For a century, private investment in management of the Mitchell was directed at providing irrigation waters to the investors. No one would have suggested that other members of the public had a right to come onto Mitchell Slough lands and divert those waters to other lands. Everybody understood what it meant to have property rights in land and water. The agricultural economy of the region and state depended on that shared understanding and the state’s enforcement of those rights.
In the Mitchell Slough and many other parts of the state, these investments in water management had unintended benefits for fish and wildlife, benefits that would not have existed if the irrigators, as holders of the property rights, didn’t have the incentives to invest. But private provision of benefits to fish and wildlife habitat does not occur only by happenstance. In the Mitchell, there was significant private investment for the explicit purpose of improving fish and wildlife habitat. These were investments, not philanthropic gifts. Those property owners who invested in habitat improvement did so with the expectation that they would get the exclusive benefit on their properties. The fact that the Bitterroot fishery, to which the public has access under historic public trust principles, would benefit is a plus, but it is not the reason the investments were made.
There is no mystery why some of the best fish- ing in Montana is on private spring-fed streams and lakes to which the public has no right of access. Because the owners of these streams and lakes can exclude others, they have an incentive to improve and manage the fishery. Many advocates of public access take offense that property owners keep the fish for themselves or charge others a fee for access. But it makes little sense to stand on the principle of public access if the alternative is overfishing and abuse of habitat.
Public access increases the risk that both water and wildlife habitat will suffer from the tragedy of the commons—where everyone has an unlimited right of use, but no one has the incentive or authority to limit overuse. Public access does not always lead to resource damage and destruction. With adequate control by the state, it is possible to impose habitat management regulations and bag limits to sustain fish and wildlife populations.
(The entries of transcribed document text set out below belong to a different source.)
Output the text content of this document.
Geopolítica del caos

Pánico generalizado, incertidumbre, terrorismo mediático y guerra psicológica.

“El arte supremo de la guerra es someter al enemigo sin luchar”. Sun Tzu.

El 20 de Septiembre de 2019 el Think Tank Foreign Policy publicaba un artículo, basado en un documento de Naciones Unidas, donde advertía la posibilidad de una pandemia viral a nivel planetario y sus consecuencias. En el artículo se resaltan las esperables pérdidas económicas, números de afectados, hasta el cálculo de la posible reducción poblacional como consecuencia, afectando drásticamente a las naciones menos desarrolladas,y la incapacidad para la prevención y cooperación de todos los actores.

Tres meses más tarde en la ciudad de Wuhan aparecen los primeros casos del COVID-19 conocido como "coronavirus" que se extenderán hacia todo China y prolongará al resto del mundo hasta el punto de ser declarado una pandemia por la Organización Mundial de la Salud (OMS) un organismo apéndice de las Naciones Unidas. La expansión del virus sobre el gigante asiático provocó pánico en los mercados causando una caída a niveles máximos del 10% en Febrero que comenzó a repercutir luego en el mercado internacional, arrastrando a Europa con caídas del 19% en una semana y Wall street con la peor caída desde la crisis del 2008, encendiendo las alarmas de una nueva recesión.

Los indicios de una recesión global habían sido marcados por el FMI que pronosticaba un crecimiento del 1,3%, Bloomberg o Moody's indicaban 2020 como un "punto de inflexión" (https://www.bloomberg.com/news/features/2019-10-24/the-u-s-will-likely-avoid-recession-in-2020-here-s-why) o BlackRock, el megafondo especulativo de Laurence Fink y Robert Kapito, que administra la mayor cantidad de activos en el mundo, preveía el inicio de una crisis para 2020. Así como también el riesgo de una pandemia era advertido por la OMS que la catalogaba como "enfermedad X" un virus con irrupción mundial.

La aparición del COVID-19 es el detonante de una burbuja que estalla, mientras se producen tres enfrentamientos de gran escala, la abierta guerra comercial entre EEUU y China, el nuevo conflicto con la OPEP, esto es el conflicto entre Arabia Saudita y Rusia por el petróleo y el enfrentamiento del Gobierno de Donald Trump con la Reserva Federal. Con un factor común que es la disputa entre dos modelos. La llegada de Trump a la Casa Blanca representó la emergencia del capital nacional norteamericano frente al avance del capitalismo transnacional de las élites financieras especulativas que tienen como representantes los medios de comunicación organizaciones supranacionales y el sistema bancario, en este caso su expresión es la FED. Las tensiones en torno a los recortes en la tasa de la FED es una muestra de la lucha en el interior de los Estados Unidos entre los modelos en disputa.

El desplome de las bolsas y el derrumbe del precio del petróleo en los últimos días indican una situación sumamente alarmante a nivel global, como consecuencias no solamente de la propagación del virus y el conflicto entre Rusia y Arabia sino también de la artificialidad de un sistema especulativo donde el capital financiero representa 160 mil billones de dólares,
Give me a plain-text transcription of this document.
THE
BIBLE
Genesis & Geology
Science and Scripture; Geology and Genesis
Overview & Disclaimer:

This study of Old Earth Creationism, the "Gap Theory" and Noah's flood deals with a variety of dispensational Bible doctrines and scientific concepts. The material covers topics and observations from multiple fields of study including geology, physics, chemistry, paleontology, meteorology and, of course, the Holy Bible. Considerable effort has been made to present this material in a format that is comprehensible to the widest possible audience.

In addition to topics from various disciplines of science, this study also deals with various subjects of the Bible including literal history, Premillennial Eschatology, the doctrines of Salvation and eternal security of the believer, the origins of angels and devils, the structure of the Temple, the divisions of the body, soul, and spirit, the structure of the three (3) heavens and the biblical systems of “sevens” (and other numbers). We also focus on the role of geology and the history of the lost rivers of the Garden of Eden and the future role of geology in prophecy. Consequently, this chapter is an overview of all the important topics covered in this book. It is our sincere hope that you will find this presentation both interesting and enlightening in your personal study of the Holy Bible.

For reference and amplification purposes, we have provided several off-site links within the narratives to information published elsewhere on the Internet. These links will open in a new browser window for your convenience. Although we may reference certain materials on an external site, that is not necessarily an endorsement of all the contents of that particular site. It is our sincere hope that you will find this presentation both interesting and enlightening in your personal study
But developing and enforcing such regulations for the waters of a state the size of Montana is a daunting challenge, particularly in a time of rapidly declining state resources.
The idea of public access has popular and populist appeal. But the reality is that the actual use of any resource—whether pursuant to public access, in the name of state ownership, or pursuant to a private property right—is use by individuals. Those individuals, in whatever capacity they are acting, will have varying incentives with respect to use, management, and conservation of the resource. Experience demonstrates time and again that public access regimes pose significant risks for the long-term management and preservation of the resource.
Even with public access, the Mitchell may remain a quality fishery as well as an important supply of irrigation water for many years to come. But incentives for other Montana property owners to invest in environmental protection and restoration in the future will be diminished by an insistence on public access to virtually all waters in the state.